En las embajadas de Israel en el mundo se pueden ver otras flaquezas, por ejemplo, la falta de hasbara (esclarecimiento de la postura israelí) a nivel diplomático, es decir, las embajadas deberían trabajar más fuertemente con los gobernantes locales esclareciendo la situación de Israel y generando una condena internacional por cada misil que cae en suelo israelí y por cada atentado terrorista que sufre la población. Otra de las flaquezas de la diplomacia israelí es que en muchos casos el embajador no tiene buen dominio del idioma local y a la hora de hacer declaraciones a la prensa el lenguaje no es claro, y poco apto para un debate.
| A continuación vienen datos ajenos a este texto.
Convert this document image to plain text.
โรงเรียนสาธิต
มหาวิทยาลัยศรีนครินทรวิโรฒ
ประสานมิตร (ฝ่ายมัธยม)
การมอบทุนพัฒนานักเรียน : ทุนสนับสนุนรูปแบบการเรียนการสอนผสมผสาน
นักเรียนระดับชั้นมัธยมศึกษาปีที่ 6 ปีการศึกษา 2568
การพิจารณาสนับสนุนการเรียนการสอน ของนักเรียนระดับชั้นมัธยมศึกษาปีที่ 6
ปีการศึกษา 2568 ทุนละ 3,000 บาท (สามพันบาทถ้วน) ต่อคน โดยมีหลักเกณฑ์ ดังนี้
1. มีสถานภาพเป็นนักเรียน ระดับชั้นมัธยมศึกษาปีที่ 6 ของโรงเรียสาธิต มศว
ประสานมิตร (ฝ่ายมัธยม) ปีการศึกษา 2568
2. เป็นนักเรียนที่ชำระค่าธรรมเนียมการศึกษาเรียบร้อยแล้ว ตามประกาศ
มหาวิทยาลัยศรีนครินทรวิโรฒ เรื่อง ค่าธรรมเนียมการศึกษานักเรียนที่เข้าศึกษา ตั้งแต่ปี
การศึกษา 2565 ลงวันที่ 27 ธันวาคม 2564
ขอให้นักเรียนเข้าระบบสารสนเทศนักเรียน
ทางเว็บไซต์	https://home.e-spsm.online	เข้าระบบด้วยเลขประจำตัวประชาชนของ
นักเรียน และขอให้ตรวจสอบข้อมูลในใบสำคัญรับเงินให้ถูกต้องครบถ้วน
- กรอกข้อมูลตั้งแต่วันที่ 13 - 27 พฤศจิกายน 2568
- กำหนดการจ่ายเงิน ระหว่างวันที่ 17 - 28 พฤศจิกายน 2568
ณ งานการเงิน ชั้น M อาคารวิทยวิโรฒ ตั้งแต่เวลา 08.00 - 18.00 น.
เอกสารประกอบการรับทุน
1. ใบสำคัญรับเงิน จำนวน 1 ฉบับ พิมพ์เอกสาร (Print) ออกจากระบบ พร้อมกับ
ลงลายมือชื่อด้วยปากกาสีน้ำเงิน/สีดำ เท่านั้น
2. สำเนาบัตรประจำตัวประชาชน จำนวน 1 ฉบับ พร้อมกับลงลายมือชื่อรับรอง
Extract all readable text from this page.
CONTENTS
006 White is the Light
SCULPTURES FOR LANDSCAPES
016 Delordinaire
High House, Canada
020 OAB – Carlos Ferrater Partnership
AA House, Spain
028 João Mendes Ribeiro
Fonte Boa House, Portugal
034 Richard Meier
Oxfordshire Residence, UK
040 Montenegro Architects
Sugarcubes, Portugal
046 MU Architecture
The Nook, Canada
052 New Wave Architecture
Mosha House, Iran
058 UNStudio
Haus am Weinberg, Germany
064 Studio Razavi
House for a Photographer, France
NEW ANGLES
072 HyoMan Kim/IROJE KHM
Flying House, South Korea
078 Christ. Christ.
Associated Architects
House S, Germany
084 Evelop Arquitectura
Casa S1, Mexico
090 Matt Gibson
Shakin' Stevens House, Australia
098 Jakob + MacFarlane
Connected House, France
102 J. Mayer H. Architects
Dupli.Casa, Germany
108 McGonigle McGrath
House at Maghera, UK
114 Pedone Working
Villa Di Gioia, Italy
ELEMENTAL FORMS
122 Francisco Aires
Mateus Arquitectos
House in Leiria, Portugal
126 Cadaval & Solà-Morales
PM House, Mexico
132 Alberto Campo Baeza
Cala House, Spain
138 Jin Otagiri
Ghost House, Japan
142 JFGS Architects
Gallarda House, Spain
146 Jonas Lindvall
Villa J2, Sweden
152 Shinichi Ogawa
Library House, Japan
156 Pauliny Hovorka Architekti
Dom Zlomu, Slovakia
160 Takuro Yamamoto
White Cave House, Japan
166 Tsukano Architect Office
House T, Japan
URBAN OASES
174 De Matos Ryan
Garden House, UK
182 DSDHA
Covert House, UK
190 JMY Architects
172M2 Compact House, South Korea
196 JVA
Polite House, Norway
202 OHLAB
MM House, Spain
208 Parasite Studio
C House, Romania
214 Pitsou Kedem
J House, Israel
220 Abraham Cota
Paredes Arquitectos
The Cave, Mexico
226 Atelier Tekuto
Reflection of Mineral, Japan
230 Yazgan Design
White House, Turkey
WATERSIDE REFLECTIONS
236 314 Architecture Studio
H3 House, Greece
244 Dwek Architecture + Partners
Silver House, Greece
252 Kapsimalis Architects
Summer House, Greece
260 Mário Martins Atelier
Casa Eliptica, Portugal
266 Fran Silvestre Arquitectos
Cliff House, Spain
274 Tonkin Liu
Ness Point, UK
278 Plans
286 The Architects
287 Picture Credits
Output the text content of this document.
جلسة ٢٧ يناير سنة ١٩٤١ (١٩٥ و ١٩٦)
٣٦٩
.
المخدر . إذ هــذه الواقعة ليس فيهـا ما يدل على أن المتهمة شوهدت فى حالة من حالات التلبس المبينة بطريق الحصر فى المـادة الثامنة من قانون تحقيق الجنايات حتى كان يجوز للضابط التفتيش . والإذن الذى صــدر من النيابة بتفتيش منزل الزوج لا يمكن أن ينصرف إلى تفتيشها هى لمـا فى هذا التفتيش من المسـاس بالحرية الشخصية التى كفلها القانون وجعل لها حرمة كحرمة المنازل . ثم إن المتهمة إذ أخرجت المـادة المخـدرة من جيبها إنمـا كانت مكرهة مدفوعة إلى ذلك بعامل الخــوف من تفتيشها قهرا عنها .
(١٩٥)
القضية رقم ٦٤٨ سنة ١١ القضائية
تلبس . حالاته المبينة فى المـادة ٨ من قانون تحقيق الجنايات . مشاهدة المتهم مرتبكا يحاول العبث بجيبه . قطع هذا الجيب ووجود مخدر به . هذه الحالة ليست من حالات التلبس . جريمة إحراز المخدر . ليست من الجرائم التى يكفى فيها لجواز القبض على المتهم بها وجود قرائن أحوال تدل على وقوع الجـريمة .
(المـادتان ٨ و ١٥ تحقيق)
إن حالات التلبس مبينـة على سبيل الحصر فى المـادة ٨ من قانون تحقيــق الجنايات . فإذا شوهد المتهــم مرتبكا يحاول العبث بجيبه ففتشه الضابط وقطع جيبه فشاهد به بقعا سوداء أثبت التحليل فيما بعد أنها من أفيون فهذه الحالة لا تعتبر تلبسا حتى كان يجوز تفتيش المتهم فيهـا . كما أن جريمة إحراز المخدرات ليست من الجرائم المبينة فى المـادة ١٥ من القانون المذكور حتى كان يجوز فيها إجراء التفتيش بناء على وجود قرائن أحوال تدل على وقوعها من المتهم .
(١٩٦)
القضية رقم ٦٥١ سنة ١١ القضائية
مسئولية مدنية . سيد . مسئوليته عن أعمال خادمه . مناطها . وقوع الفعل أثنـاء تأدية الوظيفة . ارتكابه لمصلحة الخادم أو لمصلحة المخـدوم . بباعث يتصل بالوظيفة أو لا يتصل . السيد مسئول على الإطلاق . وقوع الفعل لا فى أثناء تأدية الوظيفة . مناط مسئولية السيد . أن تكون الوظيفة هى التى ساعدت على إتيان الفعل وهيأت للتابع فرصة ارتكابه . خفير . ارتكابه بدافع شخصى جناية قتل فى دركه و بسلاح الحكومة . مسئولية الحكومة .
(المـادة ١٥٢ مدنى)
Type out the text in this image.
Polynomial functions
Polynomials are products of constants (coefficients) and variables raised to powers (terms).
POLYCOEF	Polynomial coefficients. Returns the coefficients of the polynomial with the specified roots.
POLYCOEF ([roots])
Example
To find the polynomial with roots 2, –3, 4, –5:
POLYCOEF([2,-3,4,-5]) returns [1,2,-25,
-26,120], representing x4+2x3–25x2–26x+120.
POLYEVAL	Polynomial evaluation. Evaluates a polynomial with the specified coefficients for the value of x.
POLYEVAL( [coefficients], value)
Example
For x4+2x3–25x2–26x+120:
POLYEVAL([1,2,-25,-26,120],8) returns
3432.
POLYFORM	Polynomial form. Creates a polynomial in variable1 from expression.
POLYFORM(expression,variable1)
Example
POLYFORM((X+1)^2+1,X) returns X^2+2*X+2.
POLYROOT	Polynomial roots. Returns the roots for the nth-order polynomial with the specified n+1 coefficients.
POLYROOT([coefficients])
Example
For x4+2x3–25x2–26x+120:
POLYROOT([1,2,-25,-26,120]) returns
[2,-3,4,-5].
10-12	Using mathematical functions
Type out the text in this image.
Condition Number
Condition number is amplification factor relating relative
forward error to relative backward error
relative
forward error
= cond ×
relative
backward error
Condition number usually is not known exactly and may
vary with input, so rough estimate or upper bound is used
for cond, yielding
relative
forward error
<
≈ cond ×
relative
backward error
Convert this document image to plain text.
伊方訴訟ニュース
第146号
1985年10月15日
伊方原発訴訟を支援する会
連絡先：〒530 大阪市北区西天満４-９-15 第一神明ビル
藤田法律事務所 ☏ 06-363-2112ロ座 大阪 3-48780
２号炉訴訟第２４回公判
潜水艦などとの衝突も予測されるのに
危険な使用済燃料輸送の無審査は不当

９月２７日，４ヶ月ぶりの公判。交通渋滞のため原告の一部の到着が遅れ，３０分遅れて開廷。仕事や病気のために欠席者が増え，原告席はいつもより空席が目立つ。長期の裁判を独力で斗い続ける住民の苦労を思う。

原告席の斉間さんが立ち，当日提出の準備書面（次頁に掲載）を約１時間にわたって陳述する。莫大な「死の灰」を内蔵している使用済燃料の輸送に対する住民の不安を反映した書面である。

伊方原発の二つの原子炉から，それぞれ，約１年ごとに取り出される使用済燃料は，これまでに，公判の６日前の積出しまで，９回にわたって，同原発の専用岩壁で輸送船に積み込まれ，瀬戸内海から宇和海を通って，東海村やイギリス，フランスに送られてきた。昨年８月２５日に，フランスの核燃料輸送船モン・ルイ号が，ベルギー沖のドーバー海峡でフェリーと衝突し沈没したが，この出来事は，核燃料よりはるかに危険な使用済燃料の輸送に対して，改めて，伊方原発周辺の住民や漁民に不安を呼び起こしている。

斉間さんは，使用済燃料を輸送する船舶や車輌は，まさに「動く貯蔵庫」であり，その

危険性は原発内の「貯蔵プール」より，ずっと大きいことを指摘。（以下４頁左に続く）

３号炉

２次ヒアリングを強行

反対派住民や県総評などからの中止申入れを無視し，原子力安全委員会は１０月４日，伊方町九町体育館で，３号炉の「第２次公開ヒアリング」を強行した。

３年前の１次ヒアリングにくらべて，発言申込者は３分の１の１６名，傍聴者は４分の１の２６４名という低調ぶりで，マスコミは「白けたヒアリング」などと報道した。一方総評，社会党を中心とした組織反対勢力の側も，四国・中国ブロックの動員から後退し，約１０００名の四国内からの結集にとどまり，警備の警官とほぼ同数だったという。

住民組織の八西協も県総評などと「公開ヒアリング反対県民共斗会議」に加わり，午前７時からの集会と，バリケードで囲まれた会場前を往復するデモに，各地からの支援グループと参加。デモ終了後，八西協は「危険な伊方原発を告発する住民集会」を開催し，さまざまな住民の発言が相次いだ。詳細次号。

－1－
Otra problemática es el poco presupuesto destinado a la hasbara. En la interna israelí esto genera debate sobre todo en gente que inmigro al país y conoce la situación fuera de Israel. Y las preguntas que surgen son: Vale la pena invertir dinero en Hasbara? Realmente se puede lograr un cambio? No es mejor invertir nuestras fuerzas en una victoria frente al terrorismo o un acuerdo de paz? No pueden las comunidades judías locales encargarse de la hasbara?.

De todas formas Liberman reconoció que no se hace lo suficiente desde las embajadas y esto perjudica la imagen de Israel y remarco que en varios casos los embajadores se dejan humillar y humillar a su país.

Uno de los cambios principales ya tomados por el Ministerio del Exterior es una búsqueda de abogados para trabajar frente a organismos como la ONU, en materias legales y también diplomáticas.

Quizás esta postura del ministerio de relaciones exteriores israelí abra una etapa de cambio en el mundo diplomático israelí. Eso espero!